The statement also coincided with an announcement from the regime that it had successfully tested a “tactical guided weapon” on Saturday, when it launched two short-range ballistic missiles under Kim Jong-un’s personal supervision.

Analysts say the divergent attitudes shown with Kim Yo-jong’s response and the regime’s weapons test underscore Kim Jong-un’s intention to pressure Washington towards resuming talks on his own terms.

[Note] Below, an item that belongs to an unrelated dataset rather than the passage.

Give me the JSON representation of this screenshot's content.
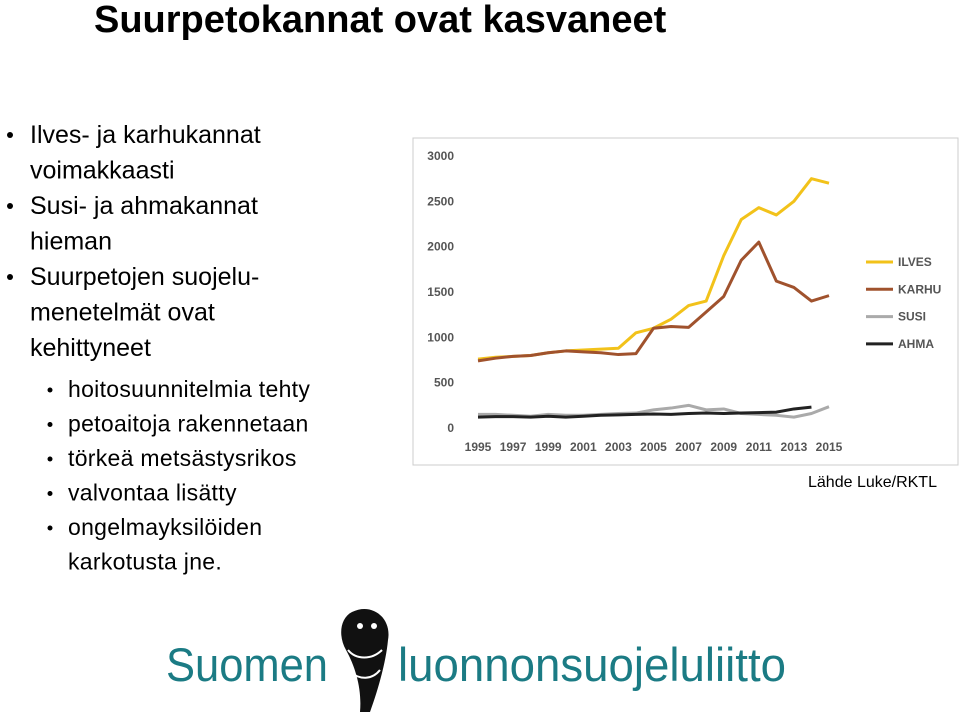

“The statement demonstrates a clear position from Pyongyang that it will not talk to the United States unless the U.S.’s ‘hostile policy’ – that is, a maintenance of economic sanctions and combined military exercises with South Korea – is not changed,” said Lim Eul-chul, a North Korea expert at Kyungnam University’s Institute of Far Eastern Studies in South Korea.

“But it looks likely that [North Korea] may accept medical equipment and aid from U.S. private organizations, and that this message was meant to save face in order to receive equipment like virus testing kits that it immediately needs.”